As Erdogan discourages dissent, his and [the religious leader Fethullah] Gülen’s supporters among prominent Turkish columnists and commentators equate Islamism with democracy, and secularism with fascism, a line too many Western diplomats eager to demonstrate tolerance with an embrace of “moderate Islam” accept. Erdogan himself has argued that it was secularism which led to Hitler; that Islamism would never produce such a result…
When Islamists pursue campaigns of hatred, Western officials not only pretend nothing is amiss but also, as in the case of Palestinian leaders, often increase their support. This week Secretary of State Condoleezza Rice will address the judicial case against Erdogan and the AKP. Members of her staff suggest she will lend subtle support to the prime minister. Indeed, it may be tempting to condemn the court action as a political stunt: The prosecutor’s legal brief is shoddily written and poorly argued. Despite its faults, however, the underlying legal issues are real.
Rice should be silent. Any interference will backfire: Turks, already upset that U.S. ambassador Ross Wilson seldom meets with opposition leaders, will interpret any criticism of the case as White House support for the AKP. Secularists will ask why Turkey’s liberal opposition should not have the right to all legal remedies. They already ask why the West applauds legal action taken against Austrian populist Jörg Haider and French demagogue Jean Marie Le Pen, but the same U.S. and European officials appear to bless Erdogan’s legal exceptionalism. By undermining judicial recourse, Rice may accelerate violence and lead support to those who argue — wrongly — that the government’s disdain for the law and constitution should be met with the same. On the off-chance, however, that Rice accepts that the court case should run its course, Turkey’s religious conservatives will accuse her of masterminding the approach… By equating democracy only with elections, the State Department and National Security Council fumbled U.S. interests in Iraq, Gaza, and Lebanon. One man, one vote, once; parties that enforce discipline at the point of a gun; and politicians who seek to subvert the rule of law to an imam’s conception of God do little for U.S. national security. Never again should the United States abandon its ideological compatriots for the ephemeral promises of parties that use religion to subvert democracy and seek mob rather than constitutional rule… Turkey is nearing the cliff. Please, Secretary Rice, do not push it over the edge.

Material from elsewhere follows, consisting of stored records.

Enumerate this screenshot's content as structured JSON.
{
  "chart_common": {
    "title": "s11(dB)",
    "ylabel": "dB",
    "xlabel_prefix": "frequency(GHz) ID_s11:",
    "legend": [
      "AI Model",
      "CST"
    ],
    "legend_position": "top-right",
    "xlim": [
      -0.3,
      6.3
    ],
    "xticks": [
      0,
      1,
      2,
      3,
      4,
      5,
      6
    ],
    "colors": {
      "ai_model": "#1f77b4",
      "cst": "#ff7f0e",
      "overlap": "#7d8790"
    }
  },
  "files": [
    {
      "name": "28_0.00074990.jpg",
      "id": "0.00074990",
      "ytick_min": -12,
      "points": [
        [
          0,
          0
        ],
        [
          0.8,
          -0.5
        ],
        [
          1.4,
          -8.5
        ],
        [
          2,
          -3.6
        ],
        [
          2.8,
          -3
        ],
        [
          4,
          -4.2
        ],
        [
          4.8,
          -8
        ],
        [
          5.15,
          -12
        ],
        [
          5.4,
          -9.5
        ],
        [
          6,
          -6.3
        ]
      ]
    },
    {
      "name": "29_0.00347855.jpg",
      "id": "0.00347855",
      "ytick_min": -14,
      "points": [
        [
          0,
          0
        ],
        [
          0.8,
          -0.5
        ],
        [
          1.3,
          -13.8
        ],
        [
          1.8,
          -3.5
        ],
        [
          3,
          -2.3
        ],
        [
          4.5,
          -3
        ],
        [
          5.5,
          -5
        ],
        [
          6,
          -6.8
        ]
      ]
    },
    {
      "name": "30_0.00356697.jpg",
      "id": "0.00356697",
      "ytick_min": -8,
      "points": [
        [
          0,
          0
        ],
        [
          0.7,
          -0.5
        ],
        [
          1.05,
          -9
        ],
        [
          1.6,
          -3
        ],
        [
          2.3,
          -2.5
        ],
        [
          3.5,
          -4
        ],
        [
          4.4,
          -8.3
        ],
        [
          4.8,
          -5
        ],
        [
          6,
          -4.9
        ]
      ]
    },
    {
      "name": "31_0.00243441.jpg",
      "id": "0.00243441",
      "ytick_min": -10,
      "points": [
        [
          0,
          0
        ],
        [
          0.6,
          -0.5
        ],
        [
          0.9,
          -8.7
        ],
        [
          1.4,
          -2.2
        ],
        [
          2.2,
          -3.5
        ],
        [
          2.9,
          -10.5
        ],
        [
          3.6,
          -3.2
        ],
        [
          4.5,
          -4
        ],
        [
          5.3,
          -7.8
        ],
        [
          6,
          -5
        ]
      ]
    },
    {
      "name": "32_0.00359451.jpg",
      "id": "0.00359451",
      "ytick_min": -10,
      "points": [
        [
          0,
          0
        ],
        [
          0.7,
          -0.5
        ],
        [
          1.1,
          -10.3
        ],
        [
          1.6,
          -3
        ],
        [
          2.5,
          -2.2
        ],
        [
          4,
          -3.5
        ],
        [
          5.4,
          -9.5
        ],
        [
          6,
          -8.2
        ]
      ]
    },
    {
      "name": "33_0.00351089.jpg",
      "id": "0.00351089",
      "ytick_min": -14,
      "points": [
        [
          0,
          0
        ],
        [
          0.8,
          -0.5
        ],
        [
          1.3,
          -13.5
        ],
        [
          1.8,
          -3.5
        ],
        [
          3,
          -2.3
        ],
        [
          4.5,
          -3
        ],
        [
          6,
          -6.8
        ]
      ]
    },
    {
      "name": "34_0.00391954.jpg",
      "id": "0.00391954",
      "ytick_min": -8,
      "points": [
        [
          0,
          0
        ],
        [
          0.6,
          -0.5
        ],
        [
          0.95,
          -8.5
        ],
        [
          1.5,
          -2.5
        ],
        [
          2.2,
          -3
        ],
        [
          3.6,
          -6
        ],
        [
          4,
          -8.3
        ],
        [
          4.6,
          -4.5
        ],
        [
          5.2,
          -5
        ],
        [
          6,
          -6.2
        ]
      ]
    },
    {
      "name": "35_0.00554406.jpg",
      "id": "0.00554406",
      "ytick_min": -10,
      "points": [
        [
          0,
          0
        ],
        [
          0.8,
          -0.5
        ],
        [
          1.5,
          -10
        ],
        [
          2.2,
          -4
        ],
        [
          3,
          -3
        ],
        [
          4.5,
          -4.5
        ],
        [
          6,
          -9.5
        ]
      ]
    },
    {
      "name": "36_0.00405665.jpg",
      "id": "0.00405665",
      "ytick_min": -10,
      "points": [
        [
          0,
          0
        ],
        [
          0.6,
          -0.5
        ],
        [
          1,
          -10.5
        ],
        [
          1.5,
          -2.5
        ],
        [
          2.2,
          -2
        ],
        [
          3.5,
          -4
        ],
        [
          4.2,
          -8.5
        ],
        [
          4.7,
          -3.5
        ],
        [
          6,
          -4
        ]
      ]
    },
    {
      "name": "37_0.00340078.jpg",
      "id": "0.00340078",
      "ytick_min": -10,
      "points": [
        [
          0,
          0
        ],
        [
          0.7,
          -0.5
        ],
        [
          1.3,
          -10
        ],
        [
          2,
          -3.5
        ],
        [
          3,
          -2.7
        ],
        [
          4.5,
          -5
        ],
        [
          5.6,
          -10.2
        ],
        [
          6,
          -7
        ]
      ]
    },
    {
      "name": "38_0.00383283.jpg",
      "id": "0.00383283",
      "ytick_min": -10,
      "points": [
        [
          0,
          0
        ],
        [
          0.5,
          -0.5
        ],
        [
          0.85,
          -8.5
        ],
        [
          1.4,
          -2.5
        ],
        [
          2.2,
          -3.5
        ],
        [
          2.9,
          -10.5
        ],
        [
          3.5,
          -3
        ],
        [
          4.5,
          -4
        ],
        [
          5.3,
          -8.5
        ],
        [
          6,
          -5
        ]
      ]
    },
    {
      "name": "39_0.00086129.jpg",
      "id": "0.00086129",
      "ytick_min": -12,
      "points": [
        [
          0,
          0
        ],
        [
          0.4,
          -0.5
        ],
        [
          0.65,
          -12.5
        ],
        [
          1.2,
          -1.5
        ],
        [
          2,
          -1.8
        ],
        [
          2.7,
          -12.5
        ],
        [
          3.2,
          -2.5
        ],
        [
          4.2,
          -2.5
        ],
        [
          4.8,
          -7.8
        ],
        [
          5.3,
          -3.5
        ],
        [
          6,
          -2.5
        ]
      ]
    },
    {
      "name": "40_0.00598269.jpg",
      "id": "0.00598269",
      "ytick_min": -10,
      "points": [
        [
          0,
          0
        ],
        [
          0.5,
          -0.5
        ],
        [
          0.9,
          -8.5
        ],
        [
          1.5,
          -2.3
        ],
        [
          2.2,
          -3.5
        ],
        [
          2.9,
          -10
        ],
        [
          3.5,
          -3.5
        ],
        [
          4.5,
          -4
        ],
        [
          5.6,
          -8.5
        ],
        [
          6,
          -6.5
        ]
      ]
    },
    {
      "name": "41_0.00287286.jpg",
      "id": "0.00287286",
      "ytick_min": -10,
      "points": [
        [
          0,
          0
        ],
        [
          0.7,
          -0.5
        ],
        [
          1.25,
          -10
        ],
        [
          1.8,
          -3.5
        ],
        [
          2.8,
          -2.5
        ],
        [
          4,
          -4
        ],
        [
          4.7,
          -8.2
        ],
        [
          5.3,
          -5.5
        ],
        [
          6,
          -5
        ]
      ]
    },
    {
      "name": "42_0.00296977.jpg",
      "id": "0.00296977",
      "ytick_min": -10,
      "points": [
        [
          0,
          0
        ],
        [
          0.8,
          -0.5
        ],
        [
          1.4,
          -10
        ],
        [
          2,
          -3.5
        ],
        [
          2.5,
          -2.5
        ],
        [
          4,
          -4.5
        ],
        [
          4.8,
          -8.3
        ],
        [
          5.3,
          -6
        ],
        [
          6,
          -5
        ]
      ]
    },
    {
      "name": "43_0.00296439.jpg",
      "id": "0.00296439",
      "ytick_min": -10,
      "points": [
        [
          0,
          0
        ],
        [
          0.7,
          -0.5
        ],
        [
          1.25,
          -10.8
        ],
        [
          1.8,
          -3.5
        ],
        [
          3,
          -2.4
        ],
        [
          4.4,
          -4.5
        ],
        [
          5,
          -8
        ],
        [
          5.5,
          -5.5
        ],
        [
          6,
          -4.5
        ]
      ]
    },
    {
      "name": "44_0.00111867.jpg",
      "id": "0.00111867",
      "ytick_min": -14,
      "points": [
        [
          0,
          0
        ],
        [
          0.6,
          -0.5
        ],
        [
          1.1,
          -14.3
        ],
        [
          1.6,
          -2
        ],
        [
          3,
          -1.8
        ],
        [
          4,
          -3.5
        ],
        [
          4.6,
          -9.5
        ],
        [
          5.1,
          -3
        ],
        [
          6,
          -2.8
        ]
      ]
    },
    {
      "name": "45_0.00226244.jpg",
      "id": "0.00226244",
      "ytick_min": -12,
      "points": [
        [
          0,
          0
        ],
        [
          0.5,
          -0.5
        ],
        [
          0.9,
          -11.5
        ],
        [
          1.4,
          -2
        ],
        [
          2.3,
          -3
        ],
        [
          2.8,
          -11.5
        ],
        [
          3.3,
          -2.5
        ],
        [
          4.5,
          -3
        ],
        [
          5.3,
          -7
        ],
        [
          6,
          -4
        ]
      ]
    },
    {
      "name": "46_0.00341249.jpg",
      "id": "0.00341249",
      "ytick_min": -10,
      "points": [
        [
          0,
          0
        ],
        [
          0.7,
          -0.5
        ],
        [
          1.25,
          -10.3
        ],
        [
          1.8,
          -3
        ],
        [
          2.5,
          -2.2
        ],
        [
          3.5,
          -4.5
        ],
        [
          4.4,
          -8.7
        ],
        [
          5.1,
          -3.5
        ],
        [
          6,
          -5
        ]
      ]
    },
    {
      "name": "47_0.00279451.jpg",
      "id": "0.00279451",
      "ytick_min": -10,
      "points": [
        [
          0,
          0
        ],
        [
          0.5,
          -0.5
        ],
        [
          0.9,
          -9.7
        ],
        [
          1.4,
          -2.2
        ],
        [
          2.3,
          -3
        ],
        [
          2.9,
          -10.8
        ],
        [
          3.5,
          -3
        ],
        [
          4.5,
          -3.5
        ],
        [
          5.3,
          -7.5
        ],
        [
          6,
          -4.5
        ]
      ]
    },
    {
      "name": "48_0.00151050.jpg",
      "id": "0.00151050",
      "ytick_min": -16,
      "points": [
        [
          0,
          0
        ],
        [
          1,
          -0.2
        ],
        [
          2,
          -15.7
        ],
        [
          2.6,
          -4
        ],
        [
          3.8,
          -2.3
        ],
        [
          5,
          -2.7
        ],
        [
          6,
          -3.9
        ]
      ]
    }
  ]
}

I can see how Kardas got a bit worked up about Rubin’s comments.
Rubin criticizes the AKP for stacking the low level bureaucracy with religiously inclined people and purging the judiciary of secularist CHP types. At the same time, he ignores the fact that secularists in Turkey have been unethically stacking the bureaucracy for years. Why hasn’t he called for the banning of the CHP?
Yes, the AKP needs to get over its illiberal, anti-democratic leanings (the events in Taksim on May 1 only remind us of this). However, stopping democracy in Turkey is clearly not the way to help foster this change.